Selanjutnya, gugatan penggugat pada pada poin 5 (lima) halaman 2 (dua) hanya menggugat Pimpinan Redaksi Media Online KabarMakassar dimana seharusnya penggugat juga menggugat Direktur Utama KabarMakassar sebagai pimpinan yang bertanggung jawab atas manajemen perusahaan media KabarMakassar.
Serta sumber berita yang dimuat dalam portal kabarmakassar.com yang merupaka hasil konfrensi pers dimana semua isi pemberitaan berdasakan keterangan dari narasumber yaitu KARAENG REWA dan KARAENG GAJANG pada Jumat tanggal 18 Maret 2016 bertempat di hotel Grand Celino, harusnya diikutsertakan sebagai pihak tergugat dalam perkara tersebut namun justru tidak digugat.

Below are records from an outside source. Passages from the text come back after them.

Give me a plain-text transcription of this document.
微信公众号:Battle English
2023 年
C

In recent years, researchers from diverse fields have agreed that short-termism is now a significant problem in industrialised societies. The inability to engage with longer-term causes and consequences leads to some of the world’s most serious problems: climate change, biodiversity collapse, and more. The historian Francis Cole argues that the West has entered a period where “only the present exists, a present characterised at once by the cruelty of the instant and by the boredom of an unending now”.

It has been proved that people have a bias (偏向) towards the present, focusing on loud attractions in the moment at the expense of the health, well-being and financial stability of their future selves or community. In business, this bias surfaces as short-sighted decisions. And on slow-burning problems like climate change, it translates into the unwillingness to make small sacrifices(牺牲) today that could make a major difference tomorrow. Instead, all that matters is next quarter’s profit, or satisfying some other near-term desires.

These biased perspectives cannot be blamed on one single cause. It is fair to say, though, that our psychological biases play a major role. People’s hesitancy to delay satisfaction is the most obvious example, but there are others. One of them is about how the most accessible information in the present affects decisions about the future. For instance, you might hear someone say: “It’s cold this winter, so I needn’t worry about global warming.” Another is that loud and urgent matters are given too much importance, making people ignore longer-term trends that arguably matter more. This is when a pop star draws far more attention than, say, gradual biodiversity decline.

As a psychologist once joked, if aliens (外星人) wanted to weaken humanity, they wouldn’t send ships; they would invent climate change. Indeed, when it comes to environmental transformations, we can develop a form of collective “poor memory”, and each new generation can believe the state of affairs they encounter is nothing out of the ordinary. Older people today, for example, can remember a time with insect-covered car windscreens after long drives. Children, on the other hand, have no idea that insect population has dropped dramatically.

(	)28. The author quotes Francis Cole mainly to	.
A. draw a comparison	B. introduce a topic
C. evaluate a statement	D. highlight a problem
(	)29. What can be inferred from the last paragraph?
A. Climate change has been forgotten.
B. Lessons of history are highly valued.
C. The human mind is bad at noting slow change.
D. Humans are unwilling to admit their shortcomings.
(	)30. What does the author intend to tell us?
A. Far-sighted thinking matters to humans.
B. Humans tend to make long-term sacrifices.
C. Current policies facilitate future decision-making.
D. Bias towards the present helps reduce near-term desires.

3. Gugatan Penggugat Tidak Berdasarkan Hukum.
Samsul Asri menyebut alasan dan dasar gugatan penggugat untuk menuntut dan menarik para tergugat dalam perkara tersebut, sama sekali tidak berdasarkan hukum sebab berdasarkan UU Nomor 40 tahun 1999 tentang Pers sudah jelas diatur tentang tata cara penyelesaian permasalahan dalam dunia pers.
"Kami menilai gugatan ini melalui jawaban bahwa gugatan ini obscuur, kurang pihak, dan terlalu cepat bahwa ada hal-hal yang seharusnya ditempuh, inikan dia menggunakan undang-undang pers, media yang dia gugat, harusnya kan kita penggugat menggunakan langkah-langkah seperti menggugat ke dewan pers," ungkapnya, Kamis (12/05).
4. Gugatan Penggugat tidak jelas atau kabur (obscuur libels).
Samsul Asri menyebut gugatan yang dilayangkan penggugat tidak jelas atau kabur dimana penggugat menyusun gugatannya pada point 12 halaman 4 dalam gugatan penggugat yang menyatakan “…para tergugat berkewajiban menyampaikan kebenaran yang didapat dari proses mencari fakta atas dasar cover both sides, konfirmasi cek dan ricek serta verifikasi”, dimana hal tersebut bukan merupakan tugas dan kewajiban para tergugat pimpinan perusahaan melainkan kewajiban jurnalis lapangan sebagai penulis berita sehingga gugatan dinilai tidak jelas atau kabur.
Samsul Asri melanjutkan, pihaknya mengaku siap dalam menghadapi gugatan yang dilayangkan penggugat dan berharap majelis dapat mengabulkan empat poin eksepsi yang diserahkan.
"Kami berharap majelis mengabulkan eksepsi kita dan kami tetap maju dan tidak gentar menghadapi gugatan ini," pungkasnya.